- Uma bombeira no quadro de reserva da corporação de Pedrógão Grande, de 45 anos, foi condenada a quatro anos de prisão efetiva pelo Tribunal de Leiria por dois crimes de incêndio florestal cometidos em junho de 2024.
- A pena vai ser cumprida num estabelecimento para inimputáveis, ou seja, num hospital psiquiátrico, devido à condição psicológica da arguida.
- A inimputabilidade diminuída não se aplica, por apresentar limitações cognitivas e perturbação no desenvolvimento.
- Durante o julgamento, a arguida confessou parte dos factos e não demonstrou arrependimento; todos os factos da acusação ficaram provados.
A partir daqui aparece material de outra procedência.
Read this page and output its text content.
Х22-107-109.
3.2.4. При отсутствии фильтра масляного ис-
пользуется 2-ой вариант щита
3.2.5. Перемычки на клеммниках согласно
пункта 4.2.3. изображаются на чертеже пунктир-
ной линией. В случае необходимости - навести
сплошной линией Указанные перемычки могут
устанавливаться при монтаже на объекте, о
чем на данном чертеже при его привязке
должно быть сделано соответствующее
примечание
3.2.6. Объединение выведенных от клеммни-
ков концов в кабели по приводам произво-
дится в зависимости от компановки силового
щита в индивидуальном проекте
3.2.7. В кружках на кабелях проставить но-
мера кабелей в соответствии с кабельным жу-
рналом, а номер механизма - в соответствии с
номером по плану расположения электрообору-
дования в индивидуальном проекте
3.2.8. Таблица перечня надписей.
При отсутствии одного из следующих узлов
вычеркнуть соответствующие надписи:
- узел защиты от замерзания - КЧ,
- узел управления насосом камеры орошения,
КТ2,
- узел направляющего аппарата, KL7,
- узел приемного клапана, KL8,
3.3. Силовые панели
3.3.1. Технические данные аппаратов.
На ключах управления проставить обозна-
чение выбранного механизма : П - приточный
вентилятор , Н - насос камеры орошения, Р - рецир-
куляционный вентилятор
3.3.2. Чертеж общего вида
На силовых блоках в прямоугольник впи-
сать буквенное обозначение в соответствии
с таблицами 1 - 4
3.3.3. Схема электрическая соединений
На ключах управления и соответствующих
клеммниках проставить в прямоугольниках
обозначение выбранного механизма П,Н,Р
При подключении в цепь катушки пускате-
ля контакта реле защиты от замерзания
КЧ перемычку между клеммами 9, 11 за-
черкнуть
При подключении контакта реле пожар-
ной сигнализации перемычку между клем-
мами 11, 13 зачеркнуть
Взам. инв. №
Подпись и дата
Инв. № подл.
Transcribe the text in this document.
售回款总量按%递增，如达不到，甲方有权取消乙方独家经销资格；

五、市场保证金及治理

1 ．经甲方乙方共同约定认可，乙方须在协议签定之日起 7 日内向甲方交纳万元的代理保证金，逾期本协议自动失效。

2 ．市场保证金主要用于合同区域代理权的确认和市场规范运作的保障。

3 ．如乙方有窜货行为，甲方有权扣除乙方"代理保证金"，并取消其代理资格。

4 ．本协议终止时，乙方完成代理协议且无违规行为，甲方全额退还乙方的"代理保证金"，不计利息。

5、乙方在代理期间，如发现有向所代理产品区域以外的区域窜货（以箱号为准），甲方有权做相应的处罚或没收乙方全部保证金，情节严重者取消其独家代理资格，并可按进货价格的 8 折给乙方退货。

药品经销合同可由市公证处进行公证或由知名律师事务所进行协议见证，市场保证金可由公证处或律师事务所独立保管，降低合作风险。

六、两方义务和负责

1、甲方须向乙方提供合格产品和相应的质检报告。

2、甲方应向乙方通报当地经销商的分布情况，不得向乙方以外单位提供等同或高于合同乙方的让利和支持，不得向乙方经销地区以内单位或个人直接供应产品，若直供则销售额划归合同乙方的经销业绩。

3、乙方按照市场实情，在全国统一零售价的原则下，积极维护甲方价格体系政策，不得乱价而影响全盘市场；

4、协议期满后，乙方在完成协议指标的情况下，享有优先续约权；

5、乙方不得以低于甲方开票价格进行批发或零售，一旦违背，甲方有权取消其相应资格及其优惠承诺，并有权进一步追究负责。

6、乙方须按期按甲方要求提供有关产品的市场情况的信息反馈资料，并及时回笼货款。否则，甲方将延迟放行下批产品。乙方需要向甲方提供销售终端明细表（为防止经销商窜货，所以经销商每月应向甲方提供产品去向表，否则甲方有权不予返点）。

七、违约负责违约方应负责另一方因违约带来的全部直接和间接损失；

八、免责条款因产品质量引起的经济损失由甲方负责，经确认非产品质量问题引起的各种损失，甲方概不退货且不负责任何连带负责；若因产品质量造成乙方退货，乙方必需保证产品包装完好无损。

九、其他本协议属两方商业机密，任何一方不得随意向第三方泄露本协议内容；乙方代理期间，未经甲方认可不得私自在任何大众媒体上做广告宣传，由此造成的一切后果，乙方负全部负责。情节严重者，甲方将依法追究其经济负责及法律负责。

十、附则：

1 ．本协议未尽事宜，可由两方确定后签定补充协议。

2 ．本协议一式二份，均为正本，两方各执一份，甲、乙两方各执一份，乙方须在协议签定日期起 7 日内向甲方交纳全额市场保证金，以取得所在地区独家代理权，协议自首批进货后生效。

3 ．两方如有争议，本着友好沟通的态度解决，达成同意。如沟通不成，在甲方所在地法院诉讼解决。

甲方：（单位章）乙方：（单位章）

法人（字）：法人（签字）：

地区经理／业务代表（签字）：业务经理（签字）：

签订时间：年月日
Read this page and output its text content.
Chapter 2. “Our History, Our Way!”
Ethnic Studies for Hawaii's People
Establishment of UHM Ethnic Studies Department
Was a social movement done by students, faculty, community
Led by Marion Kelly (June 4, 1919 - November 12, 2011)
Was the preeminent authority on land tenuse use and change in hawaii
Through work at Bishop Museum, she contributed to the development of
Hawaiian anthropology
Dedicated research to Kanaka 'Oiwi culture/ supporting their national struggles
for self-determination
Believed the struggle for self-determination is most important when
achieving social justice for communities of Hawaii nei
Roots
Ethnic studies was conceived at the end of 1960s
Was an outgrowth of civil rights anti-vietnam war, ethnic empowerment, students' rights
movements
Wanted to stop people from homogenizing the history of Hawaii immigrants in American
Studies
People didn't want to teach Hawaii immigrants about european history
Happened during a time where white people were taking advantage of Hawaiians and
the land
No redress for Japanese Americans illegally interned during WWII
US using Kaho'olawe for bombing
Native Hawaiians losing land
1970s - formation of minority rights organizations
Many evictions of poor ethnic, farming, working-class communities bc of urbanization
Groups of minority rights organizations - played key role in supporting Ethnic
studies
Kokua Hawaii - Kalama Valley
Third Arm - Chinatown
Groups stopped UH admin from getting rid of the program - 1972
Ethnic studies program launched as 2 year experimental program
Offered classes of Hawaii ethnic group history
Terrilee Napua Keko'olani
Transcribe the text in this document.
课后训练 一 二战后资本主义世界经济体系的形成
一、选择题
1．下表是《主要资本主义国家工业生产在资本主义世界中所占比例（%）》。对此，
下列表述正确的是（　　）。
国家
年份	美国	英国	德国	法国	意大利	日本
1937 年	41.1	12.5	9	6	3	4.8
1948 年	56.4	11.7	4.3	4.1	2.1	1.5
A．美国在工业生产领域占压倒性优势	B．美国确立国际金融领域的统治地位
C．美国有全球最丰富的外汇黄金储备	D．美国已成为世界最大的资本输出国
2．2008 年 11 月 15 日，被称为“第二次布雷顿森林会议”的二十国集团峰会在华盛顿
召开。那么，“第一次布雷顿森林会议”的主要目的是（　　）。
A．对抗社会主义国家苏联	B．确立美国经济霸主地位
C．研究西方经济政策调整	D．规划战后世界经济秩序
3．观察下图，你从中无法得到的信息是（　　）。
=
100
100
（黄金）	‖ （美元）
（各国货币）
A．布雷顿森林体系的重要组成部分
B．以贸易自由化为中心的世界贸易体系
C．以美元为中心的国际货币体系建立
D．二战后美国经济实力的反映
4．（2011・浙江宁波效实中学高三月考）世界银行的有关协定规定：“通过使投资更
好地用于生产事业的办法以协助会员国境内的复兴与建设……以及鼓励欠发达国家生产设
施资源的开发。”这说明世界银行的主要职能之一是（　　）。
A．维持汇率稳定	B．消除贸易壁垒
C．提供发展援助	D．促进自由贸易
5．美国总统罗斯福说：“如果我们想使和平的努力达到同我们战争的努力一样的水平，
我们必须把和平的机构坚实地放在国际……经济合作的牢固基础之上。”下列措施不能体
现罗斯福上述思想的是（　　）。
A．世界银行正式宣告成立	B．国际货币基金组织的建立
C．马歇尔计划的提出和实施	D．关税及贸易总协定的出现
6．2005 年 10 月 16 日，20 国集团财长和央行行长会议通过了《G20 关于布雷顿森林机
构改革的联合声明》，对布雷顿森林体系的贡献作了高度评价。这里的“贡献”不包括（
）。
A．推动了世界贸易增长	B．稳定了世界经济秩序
- A leitura do acórdão não foi acompanhada pela arguida, que se encontrava hospitalizada na altura.
Uma bombeira no quadro de reserva da corporação de Pedrógão Grande, de 45 anos, foi condenada pelo Tribunal de Leiria a quatro anos de prisão efetiva pelos dois incêndios florestais de junho de 2024. O tribunal entendeu provados os factos e decidiu pela aplicação da pena.
O acórdão foi lido sem a arguida, que estava hospitalizada na altura. O tribunal informou ainda que a condenação implica o cumprimento da pena num estabelecimento para inimputáveis, ou seja, num hospital psiquiátrico, devido à condição psicológica apresentada pela arguida.
Foi determinado que a inimputabilidade diminuta não se aplica, devido a limitações cognitivas e a uma perturbação no desenvolvimento. Durante o julgamento, a arguida confessou parte dos factos, não demonstrou arrependimento e os factos constantes na acusação foram considerados provados.
A decisão foi tomada pelos juízes do Tribunal de Leiria com base na prova reunida durante o processo, incluindo elementos apresentados pela acusação e pela defesa. A defesa não trouxe elementos para alterar a qualificação dos crimes.